HONG KONG—China Evergrande Group on Tuesday missed its third round of bond payments in three weeks, intensifying market fears over contagion involving other property developers as a wall of debt payment obligations come due in the near-term.
Some bondholders said they did not receive coupon payments totalling $148 million on Evergrande’s April 2022, April 2023, and April 2024 notes due by 0400 GMT on Tuesday, following two other payments it missed in September.
That puts investors at risk of large losses at the end of 30-day grace periods as the developer wrestles with more than $300 billion in liabilities.
Evergrande did not immediately respond to a request for comment.
A total of $92.3 billion bonds issued by Chinese developers will be due in the next year, Refinitiv data show.
“We see more defaults ahead if the liquidity problem does not improve markedly,” said brokerage CGS-CIMB in a note, adding developers with weaker credit rating are having difficulty in refinancing at the moment.

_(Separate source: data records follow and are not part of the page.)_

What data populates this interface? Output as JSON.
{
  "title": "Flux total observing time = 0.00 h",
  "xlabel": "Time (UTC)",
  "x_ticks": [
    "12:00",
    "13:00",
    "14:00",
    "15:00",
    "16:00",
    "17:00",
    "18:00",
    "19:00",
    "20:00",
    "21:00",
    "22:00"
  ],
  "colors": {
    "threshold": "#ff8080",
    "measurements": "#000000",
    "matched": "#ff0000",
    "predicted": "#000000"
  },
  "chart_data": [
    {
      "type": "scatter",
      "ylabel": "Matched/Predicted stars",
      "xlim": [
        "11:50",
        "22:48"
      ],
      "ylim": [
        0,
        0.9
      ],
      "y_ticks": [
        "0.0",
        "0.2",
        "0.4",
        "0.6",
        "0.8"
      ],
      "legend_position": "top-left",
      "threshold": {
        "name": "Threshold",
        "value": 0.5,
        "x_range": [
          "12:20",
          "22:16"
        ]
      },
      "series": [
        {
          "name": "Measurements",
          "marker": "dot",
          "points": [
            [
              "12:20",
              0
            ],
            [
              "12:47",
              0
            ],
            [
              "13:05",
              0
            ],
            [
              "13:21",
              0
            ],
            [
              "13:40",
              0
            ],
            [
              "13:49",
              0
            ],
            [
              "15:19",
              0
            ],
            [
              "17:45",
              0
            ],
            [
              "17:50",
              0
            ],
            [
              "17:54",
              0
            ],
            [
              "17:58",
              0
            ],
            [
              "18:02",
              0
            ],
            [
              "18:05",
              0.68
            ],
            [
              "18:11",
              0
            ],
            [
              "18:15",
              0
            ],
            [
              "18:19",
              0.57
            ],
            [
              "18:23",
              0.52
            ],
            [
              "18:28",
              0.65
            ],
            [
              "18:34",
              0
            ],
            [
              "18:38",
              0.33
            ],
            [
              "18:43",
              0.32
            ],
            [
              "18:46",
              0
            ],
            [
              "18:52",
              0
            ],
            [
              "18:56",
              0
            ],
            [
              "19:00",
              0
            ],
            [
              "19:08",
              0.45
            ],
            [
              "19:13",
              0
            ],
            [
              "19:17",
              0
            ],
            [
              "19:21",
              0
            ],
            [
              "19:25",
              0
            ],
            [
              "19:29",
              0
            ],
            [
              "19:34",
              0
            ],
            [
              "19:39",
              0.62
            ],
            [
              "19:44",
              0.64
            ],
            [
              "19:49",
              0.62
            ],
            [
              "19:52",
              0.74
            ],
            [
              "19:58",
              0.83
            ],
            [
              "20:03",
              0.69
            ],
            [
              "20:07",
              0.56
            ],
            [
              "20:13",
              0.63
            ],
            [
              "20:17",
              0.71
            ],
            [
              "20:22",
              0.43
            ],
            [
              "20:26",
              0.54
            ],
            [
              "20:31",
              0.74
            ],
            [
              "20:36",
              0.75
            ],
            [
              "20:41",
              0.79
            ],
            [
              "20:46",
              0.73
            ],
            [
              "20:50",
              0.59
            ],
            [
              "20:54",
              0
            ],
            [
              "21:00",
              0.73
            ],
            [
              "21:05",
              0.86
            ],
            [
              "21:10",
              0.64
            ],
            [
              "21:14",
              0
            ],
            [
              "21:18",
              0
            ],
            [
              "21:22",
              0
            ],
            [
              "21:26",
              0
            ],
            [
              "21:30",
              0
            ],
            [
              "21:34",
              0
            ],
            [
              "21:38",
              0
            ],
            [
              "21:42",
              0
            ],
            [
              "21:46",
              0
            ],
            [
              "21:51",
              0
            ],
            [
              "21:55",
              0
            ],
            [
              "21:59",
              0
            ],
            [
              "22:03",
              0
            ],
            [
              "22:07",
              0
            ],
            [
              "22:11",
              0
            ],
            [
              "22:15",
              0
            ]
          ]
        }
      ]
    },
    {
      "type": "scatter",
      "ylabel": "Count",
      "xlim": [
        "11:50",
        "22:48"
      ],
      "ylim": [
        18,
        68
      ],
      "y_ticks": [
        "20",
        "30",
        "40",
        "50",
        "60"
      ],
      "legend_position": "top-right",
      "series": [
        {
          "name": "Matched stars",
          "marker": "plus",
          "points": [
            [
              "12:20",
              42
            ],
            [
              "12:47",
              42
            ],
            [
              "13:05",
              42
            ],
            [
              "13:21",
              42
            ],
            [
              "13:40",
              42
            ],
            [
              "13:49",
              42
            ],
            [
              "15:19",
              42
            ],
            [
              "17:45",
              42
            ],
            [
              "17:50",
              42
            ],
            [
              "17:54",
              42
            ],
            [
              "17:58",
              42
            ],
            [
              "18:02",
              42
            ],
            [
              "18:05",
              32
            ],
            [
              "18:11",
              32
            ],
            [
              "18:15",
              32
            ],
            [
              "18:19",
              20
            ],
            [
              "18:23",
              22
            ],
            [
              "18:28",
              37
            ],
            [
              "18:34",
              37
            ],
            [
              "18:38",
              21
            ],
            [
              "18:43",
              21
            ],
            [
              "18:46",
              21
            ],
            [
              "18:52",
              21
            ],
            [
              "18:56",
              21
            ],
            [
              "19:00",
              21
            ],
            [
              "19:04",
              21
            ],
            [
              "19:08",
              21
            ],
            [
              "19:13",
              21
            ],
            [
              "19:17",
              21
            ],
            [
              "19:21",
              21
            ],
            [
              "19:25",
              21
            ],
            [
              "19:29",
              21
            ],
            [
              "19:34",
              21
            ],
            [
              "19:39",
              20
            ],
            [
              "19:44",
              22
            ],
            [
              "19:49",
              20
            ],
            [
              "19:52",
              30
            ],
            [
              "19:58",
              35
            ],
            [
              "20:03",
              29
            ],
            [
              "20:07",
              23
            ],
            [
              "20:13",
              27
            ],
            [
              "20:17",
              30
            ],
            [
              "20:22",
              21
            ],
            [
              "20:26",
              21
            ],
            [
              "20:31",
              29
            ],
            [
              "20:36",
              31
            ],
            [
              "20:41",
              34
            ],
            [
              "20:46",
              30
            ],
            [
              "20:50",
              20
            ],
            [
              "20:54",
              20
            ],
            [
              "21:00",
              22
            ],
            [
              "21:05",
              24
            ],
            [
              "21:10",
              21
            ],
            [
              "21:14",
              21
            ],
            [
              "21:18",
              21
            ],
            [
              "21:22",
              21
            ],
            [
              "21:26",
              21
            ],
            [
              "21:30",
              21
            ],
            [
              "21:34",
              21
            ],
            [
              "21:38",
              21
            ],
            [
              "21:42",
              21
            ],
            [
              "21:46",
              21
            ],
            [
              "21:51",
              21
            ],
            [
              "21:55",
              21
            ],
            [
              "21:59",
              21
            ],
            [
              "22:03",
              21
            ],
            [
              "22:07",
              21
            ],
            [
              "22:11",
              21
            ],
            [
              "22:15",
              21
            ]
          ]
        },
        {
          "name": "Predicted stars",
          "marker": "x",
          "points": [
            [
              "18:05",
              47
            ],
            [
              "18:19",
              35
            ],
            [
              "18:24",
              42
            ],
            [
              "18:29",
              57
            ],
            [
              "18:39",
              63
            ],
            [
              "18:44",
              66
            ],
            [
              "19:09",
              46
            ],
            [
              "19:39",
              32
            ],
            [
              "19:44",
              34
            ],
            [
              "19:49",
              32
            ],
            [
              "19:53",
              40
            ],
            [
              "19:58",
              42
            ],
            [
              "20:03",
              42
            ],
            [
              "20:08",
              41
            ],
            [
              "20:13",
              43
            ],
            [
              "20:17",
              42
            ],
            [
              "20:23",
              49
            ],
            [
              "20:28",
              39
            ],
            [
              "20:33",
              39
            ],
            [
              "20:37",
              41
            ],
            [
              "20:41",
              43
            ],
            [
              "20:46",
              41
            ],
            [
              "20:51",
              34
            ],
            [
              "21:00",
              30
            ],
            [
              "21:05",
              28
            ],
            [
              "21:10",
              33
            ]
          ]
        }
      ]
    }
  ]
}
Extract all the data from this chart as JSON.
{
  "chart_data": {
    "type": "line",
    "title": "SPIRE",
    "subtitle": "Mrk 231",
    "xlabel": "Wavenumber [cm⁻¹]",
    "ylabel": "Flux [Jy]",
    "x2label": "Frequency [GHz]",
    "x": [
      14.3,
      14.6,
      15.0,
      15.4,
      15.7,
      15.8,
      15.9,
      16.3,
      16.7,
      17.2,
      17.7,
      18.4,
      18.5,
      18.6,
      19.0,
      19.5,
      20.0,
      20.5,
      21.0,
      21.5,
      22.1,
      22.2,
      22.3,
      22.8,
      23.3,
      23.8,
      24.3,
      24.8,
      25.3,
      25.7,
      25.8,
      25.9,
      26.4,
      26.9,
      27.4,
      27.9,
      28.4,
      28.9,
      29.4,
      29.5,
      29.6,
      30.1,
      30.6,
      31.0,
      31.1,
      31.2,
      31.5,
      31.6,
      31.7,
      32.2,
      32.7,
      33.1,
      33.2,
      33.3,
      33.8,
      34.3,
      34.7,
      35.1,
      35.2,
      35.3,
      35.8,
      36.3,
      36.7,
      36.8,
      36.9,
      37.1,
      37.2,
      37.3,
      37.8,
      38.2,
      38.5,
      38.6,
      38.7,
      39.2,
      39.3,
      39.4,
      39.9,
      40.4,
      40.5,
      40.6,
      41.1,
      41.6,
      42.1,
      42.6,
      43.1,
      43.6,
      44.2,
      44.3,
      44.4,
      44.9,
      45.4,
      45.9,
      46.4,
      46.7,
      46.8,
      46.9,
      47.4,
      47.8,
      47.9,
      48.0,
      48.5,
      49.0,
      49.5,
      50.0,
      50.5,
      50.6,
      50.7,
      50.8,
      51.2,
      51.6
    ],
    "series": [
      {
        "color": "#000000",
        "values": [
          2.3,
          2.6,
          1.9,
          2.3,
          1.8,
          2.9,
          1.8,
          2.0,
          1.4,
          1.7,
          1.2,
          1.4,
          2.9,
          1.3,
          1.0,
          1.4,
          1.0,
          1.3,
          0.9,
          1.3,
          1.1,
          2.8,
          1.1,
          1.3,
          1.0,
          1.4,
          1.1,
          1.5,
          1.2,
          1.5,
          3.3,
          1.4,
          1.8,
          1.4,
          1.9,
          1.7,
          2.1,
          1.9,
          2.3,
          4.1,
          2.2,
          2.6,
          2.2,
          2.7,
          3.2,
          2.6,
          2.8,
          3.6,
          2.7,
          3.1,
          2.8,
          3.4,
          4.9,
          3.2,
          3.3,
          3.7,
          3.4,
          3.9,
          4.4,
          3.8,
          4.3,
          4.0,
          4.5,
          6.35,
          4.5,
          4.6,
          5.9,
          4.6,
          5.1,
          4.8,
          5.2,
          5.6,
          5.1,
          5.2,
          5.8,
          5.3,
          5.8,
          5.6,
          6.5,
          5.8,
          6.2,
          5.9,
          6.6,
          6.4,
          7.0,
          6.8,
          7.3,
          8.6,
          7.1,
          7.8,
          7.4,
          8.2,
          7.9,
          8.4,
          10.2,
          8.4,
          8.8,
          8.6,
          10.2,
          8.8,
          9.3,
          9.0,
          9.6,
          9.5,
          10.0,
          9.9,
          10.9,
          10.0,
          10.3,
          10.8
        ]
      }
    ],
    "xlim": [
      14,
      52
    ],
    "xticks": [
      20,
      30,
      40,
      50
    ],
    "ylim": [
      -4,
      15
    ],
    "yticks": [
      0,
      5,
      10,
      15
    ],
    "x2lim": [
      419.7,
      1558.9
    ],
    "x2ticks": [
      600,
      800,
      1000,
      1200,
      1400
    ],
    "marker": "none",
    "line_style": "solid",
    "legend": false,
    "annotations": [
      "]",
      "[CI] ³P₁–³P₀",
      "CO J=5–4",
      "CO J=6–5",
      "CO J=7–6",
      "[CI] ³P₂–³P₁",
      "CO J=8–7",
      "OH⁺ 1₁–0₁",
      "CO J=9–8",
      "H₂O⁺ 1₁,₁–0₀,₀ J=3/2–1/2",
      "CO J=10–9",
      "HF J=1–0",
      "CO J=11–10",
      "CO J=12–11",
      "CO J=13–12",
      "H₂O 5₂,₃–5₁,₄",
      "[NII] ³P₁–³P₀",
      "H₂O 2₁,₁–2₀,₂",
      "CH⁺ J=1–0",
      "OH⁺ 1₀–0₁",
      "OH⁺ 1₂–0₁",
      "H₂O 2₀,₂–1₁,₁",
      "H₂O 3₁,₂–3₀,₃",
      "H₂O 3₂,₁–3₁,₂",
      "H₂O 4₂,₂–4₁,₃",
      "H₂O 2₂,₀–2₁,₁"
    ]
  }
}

Shanghai Stock Exchange data showed the top five losers among exchange-traded bonds in morning deals were all issued by property firms.
Small developers Modern Land and Sinic Holdings were the latest scrambling to delay deadlines, after Evergrande and Fantasia missed their payments since September.
Modern Land’s dollar bond due 2023 plunged 25 percent to 32.250 cents on the dollar, while Sinic’s bond due 2022 rose 12 percent to 19.35 cents, yielding over 1380 percent.
Modern Land, whose shares dropped over 3 percent to new low on Tuesday, had requested bondholders on Monday to delay a repayment due later this month for three months, while Sinic said it would likely default next week.
Aoyuan’s bond due 2025 declined 3.5 percent while Sunac’s bond due 2024 lost 2.6 percent.
On Monday, Fantasia Holdings’ unit limited trading in its Shanghai bonds, which is often done ahead of defaults.